You’ve come all this way and made it to the end. Paranoy #17, fall 1997. Cover by Mat Tusing. As your reward for reading posts about the previous 16 zines you get to… see nothing from this one. Really. This issue was pretty much just filled with love letters to my friends. And while I still hold those people dear to me, and while reading the memories from our teen years was fun, these letters aren’t something I want to display here. They’re from another time, from Past Amanda. That doesn’t devalue them to Present Amanda, but they’re just not for public consumption. Not now.
I can tell you some things. In Christina’s letter, I reminisce about playing Island of the Blue Dolphins at her grandparents’ cabin (um, as teenagers). In Eric’s, I remember mix tapes, and long letters sent while on tour, and sleepovers. In Jenny’s, I’m adoring her silliness, her southern accent, and her desire to crush anyone who hurts me. There’s Jake, and how I slept at his house more than mine for a while, and his sweet mother always asking me when I’d be home, meaning back to their house, again. I write about Amber, and our summer trip to Brainerd , the Omega, star pennies, and Perkins. Phoebe, with Women’s Studies, the Orpheum, purple hair, coffee, and our journals. I write about Sara, and our mutual loathing of most of humanity. Andy, and the instapunks, making tapes of his band, and summer movie marathons. These were people from my teenage years, but they’re still people who are important to me. There’s something to be said about friendships forged during this time. For as little as I liked being a teenager, or high school, or people, I loved my friends.

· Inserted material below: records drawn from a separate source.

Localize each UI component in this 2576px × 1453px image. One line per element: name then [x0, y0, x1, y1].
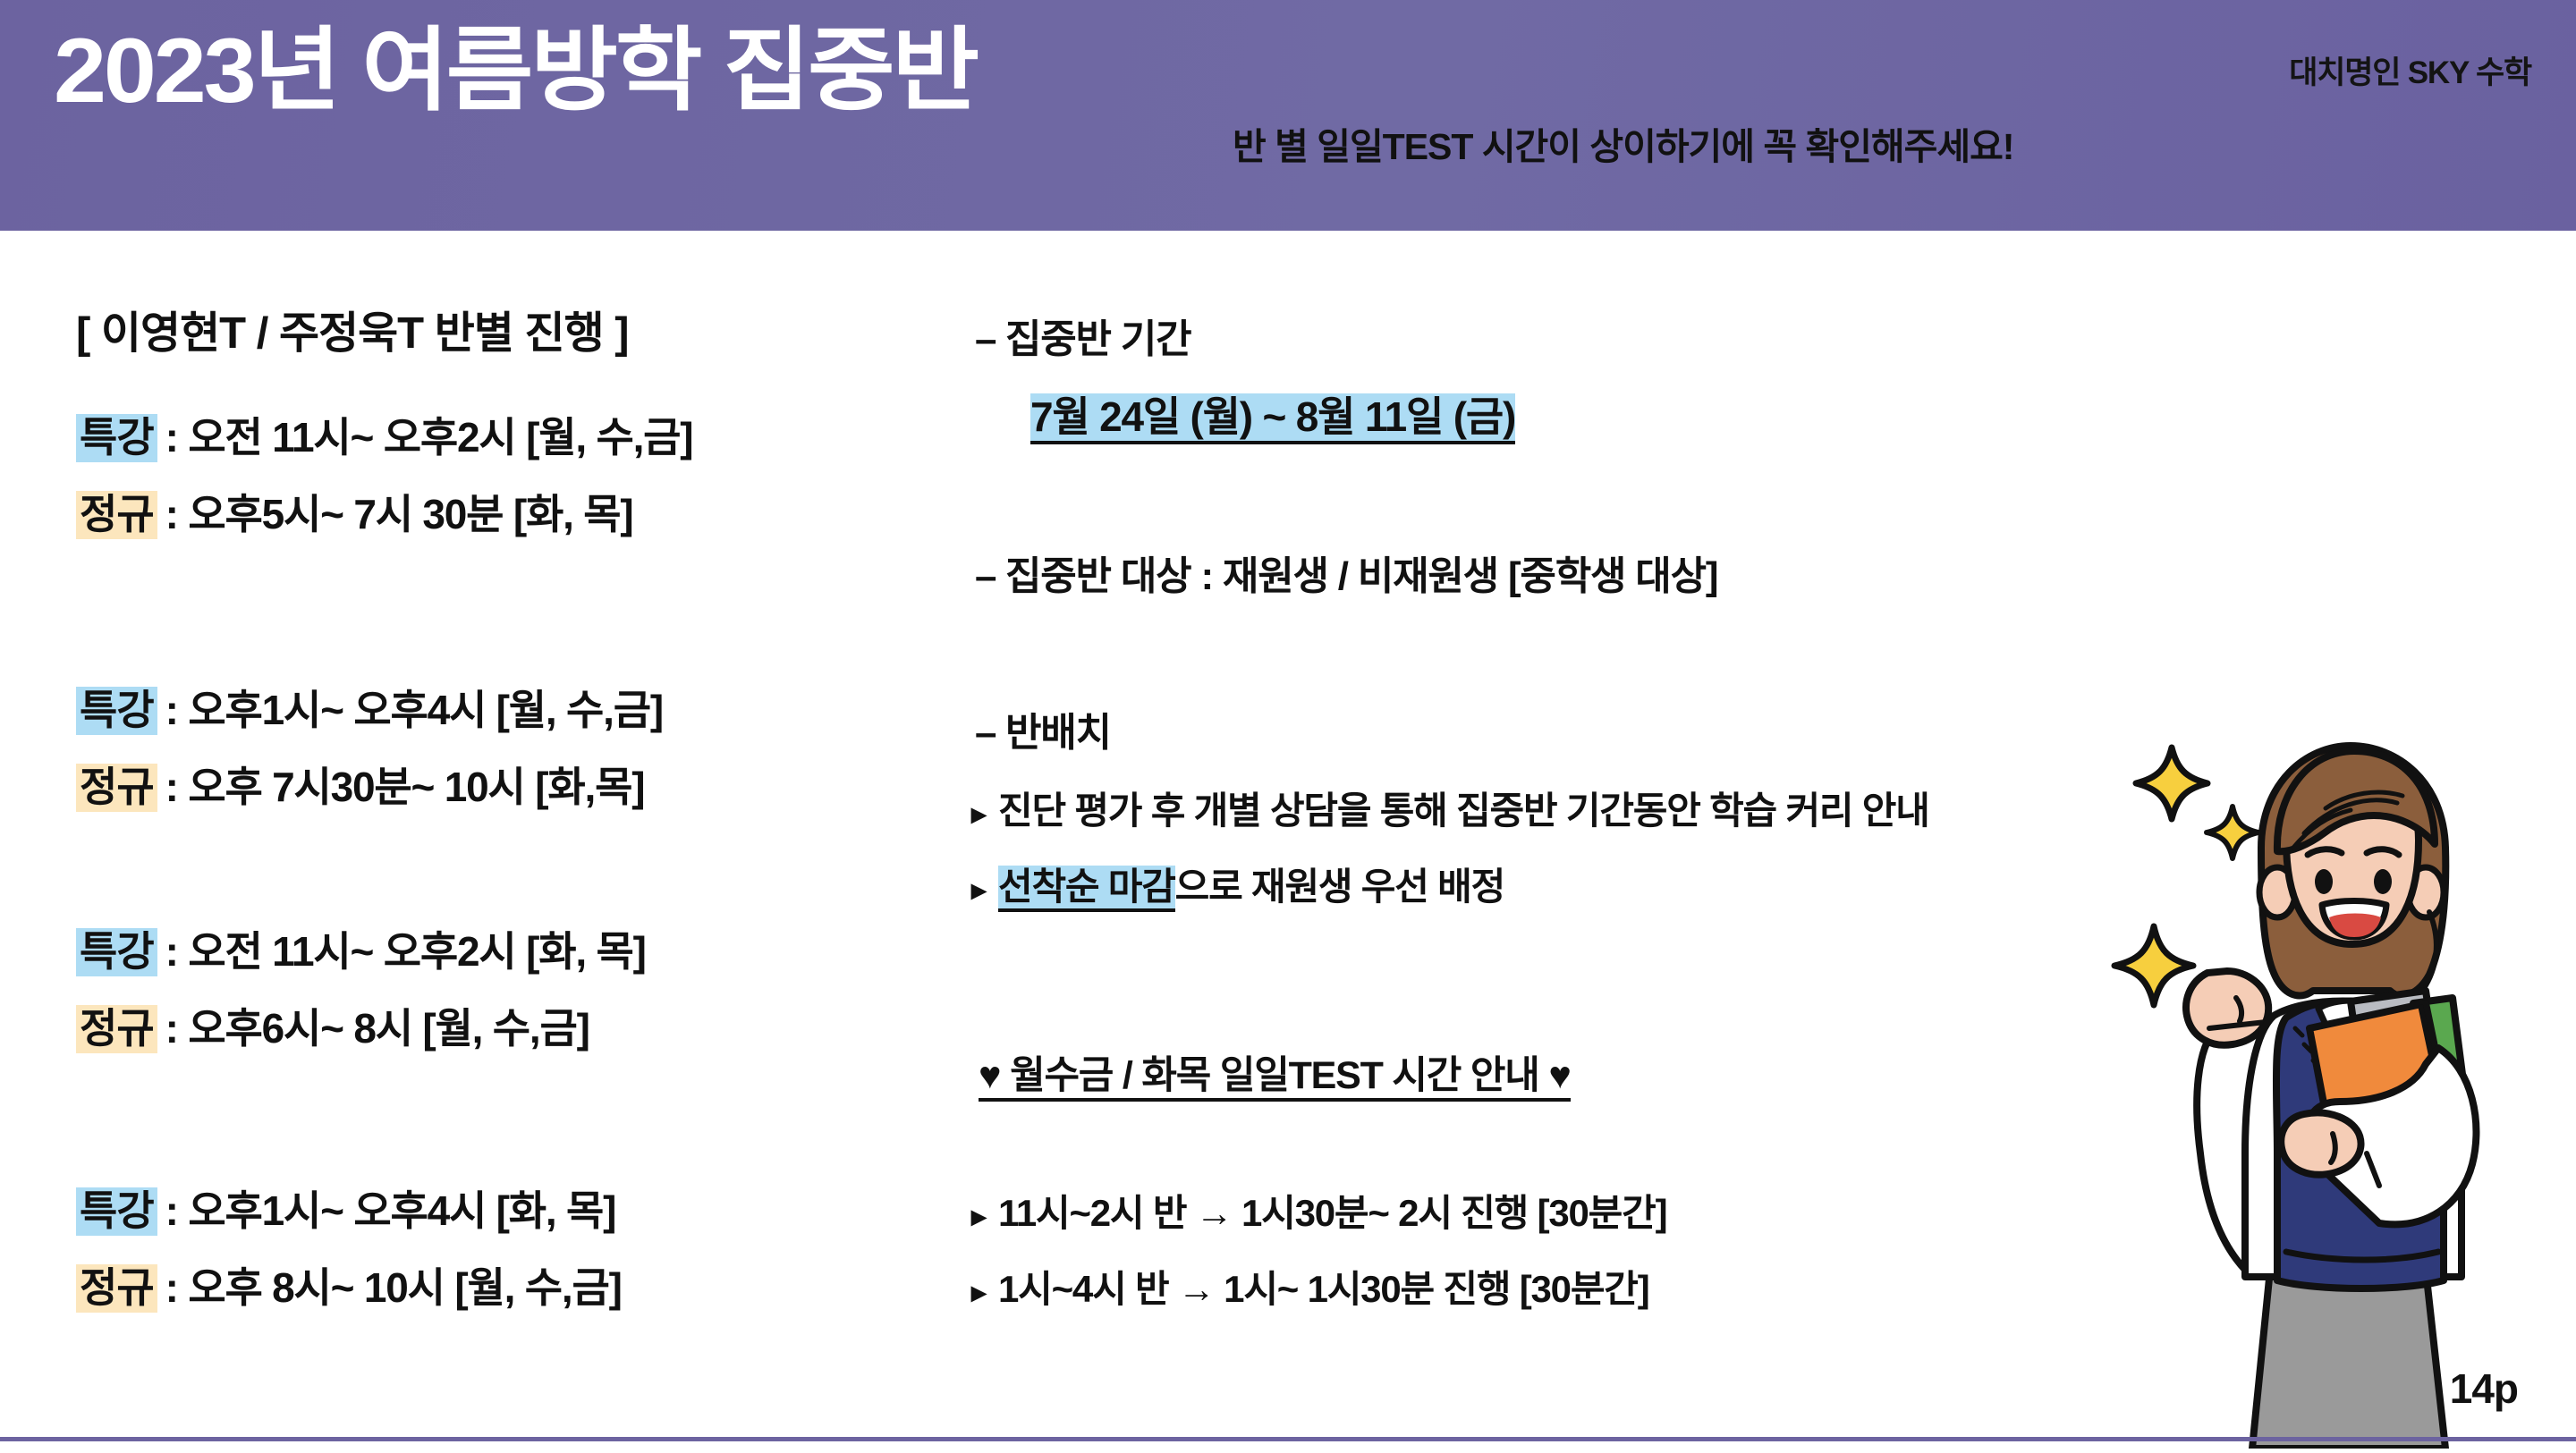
left-column: [ 이영현T / 주정욱T 반별 진행 ] 특강 : 오전 11시~ 오후2시 … [0, 231, 966, 1449]
target-row: –집중반 대상 : 재원생 / 비재원생 [중학생 대상] [975, 544, 1717, 601]
tag-teukgang: 특강 [76, 1187, 157, 1236]
class-row-teukgang: 특강 : 오전 11시~ 오후2시 [월, 수,금] [76, 405, 935, 464]
class-block-1: 특강 : 오전 11시~ 오후2시 [월, 수,금] 정규 : 오후5시~ 7시… [76, 405, 935, 559]
triangle-bullet-icon: ▸ [971, 873, 998, 907]
tag-jeonggyu: 정규 [76, 1005, 157, 1053]
class-row-jeonggyu: 정규 : 오후 7시30분~ 10시 [화,목] [76, 755, 935, 814]
tag-teukgang: 특강 [76, 414, 157, 462]
page-number: 14p [2450, 1364, 2518, 1413]
class-block-3: 특강 : 오전 11시~ 오후2시 [화, 목] 정규 : 오후6시~ 8시 [… [76, 919, 935, 1073]
placement-item-2: ▸선착순 마감으로 재원생 우선 배정 [971, 857, 1504, 911]
tag-jeonggyu: 정규 [76, 764, 157, 812]
placement-item-2-rest: 으로 재원생 우선 배정 [1175, 866, 1504, 908]
header-band: 2023년 여름방학 집중반 반 별 일일TEST 시간이 상이하기에 꼭 확인… [0, 0, 2576, 231]
period-value-row: 7월 24일 (월) ~ 8월 11일 (금) [1030, 384, 1515, 444]
tag-jeonggyu: 정규 [76, 491, 157, 539]
bottom-divider [0, 1437, 2576, 1441]
class-row-teukgang: 특강 : 오후1시~ 오후4시 [화, 목] [76, 1178, 935, 1238]
test-row-2: ▸1시~4시 반 → 1시~ 1시30분 진행 [30분간] [971, 1259, 1649, 1314]
class-row-teukgang: 특강 : 오후1시~ 오후4시 [월, 수,금] [76, 678, 935, 737]
class-time-text: : 오전 11시~ 오후2시 [월, 수,금] [165, 405, 693, 464]
class-time-text: : 오전 11시~ 오후2시 [화, 목] [165, 919, 646, 978]
dash-bullet-icon: – [975, 317, 1005, 362]
dash-bullet-icon: – [975, 711, 1005, 756]
placement-label-row: –반배치 [975, 700, 1111, 757]
period-label-row: –집중반 기간 [975, 307, 1191, 364]
teacher-heading: [ 이영현T / 주정욱T 반별 진행 ] [76, 298, 629, 361]
class-block-4: 특강 : 오후1시~ 오후4시 [화, 목] 정규 : 오후 8시~ 10시 [… [76, 1178, 935, 1332]
header-subtitle: 반 별 일일TEST 시간이 상이하기에 꼭 확인해주세요! [1233, 116, 2013, 170]
test-row-2-text: 1시~4시 반 → 1시~ 1시30분 진행 [30분간] [998, 1268, 1649, 1310]
sparkle-icon [2114, 926, 2193, 1005]
dash-bullet-icon: – [975, 554, 1005, 599]
placement-label: 반배치 [1005, 711, 1111, 755]
class-time-text: : 오후 8시~ 10시 [월, 수,금] [165, 1255, 622, 1314]
test-heading: ♥ 월수금 / 화목 일일TEST 시간 안내 ♥ [979, 1054, 1571, 1102]
target-text: 집중반 대상 : 재원생 / 비재원생 [중학생 대상] [1005, 554, 1717, 598]
period-value: 7월 24일 (월) ~ 8월 11일 (금) [1030, 393, 1515, 444]
class-row-teukgang: 특강 : 오전 11시~ 오후2시 [화, 목] [76, 919, 935, 978]
sparkle-icon [2136, 748, 2207, 819]
class-row-jeonggyu: 정규 : 오후5시~ 7시 30분 [화, 목] [76, 482, 935, 541]
triangle-bullet-icon: ▸ [971, 1199, 998, 1233]
class-row-jeonggyu: 정규 : 오후 8시~ 10시 [월, 수,금] [76, 1255, 935, 1314]
sparkle-icon [2207, 807, 2258, 858]
triangle-bullet-icon: ▸ [971, 797, 998, 831]
page-title: 2023년 여름방학 집중반 [54, 25, 977, 116]
class-time-text: : 오후1시~ 오후4시 [화, 목] [165, 1178, 616, 1238]
period-label: 집중반 기간 [1005, 317, 1191, 361]
brand-logo-text: 대치명인 SKY 수학 [2289, 47, 2531, 93]
tag-teukgang: 특강 [76, 687, 157, 735]
class-time-text: : 오후5시~ 7시 30분 [화, 목] [165, 482, 633, 541]
student-illustration [2111, 733, 2576, 1449]
test-row-1-text: 11시~2시 반 → 1시30분~ 2시 진행 [30분간] [998, 1192, 1666, 1234]
class-block-2: 특강 : 오후1시~ 오후4시 [월, 수,금] 정규 : 오후 7시30분~ … [76, 678, 935, 832]
class-time-text: : 오후 7시30분~ 10시 [화,목] [165, 755, 645, 814]
tag-teukgang: 특강 [76, 928, 157, 976]
test-heading-row: ♥ 월수금 / 화목 일일TEST 시간 안내 ♥ [979, 1044, 1571, 1100]
placement-item-1: ▸진단 평가 후 개별 상담을 통해 집중반 기간동안 학습 커리 안내 [971, 781, 1929, 835]
placement-item-1-text: 진단 평가 후 개별 상담을 통해 집중반 기간동안 학습 커리 안내 [998, 790, 1929, 832]
test-row-1: ▸11시~2시 반 → 1시30분~ 2시 진행 [30분간] [971, 1183, 1666, 1238]
class-time-text: : 오후1시~ 오후4시 [월, 수,금] [165, 678, 663, 737]
class-time-text: : 오후6시~ 8시 [월, 수,금] [165, 996, 589, 1055]
tag-jeonggyu: 정규 [76, 1264, 157, 1313]
class-row-jeonggyu: 정규 : 오후6시~ 8시 [월, 수,금] [76, 996, 935, 1055]
triangle-bullet-icon: ▸ [971, 1275, 998, 1309]
placement-item-2-highlight: 선착순 마감 [998, 866, 1175, 912]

The last thing in the last issue of my zine was this quote:
“I tend to think things through and try not to say too much. But here I am, saying perhaps too much. But there are these feelings inside me which need badly to escape, I guess. And this makes me feel relieved, because one of my big concerns these past few years is that I’ve been losing my ability to feel things with the same intensity–the way I felt when I was younger.”
–Douglas Coupland, Life After God
This still resonates with me. Sitting here now, at 36, and having this sort of bizarre archive of my teenage years, being able to access so much of my past self, the thing that strikes me–more than the angst, more than the shitty poetry, more than the ranting–is the intensity. I was intense. I loved things intensely; I hated things intensely; I had big feelings about lots of things and no hesitation in giving myself over to those things and spilling my guts about them on paper.
Making a zine was the best thing teenage me could have done. It pulled me out of my tiny town and showed me a whole world of interesting people and possibilities, a world of other kids sitting in their rooms creating zines, trading ideas, searching for connections and outlets.
After high school, I got a letter one day from an author who was writing a young adult novel where the main characters wrote zines. This author had read my zine and wondered if I’d tell her a little bit more about it–how I started, why I wrote, stuff like that. I wrote her a few letters, sent her a few more zines. That author? Ellen Wittlinger. The book? Hard Love.
The pre-zine-making Amanda could not even conceive of the world that I eventually found and called home. A world where I could turn the endless scribbling in my notebooks into things other people would read, where I’d make friends with other kids doing the same thing, where I’d feel less on the fringes and more in the middle of something–the middle of something that mattered. Where I’d feel inspired and excited, where I’d meet people I’m still in touch with today, where I’d feel less alone in my angsty alienation–like maybe we were all just angsty and alienated. I wrote like it was the only thing that was keeping me sane, like it was something I had to do, like it was keeping me alive. And some days, I don’t think it’s an exaggeration when I look back at that time and think, yeah, making a zine really was what kept me going, what both led me to my self and saved me from myself. Pretty good for a bunch of photocopied and stapled pages.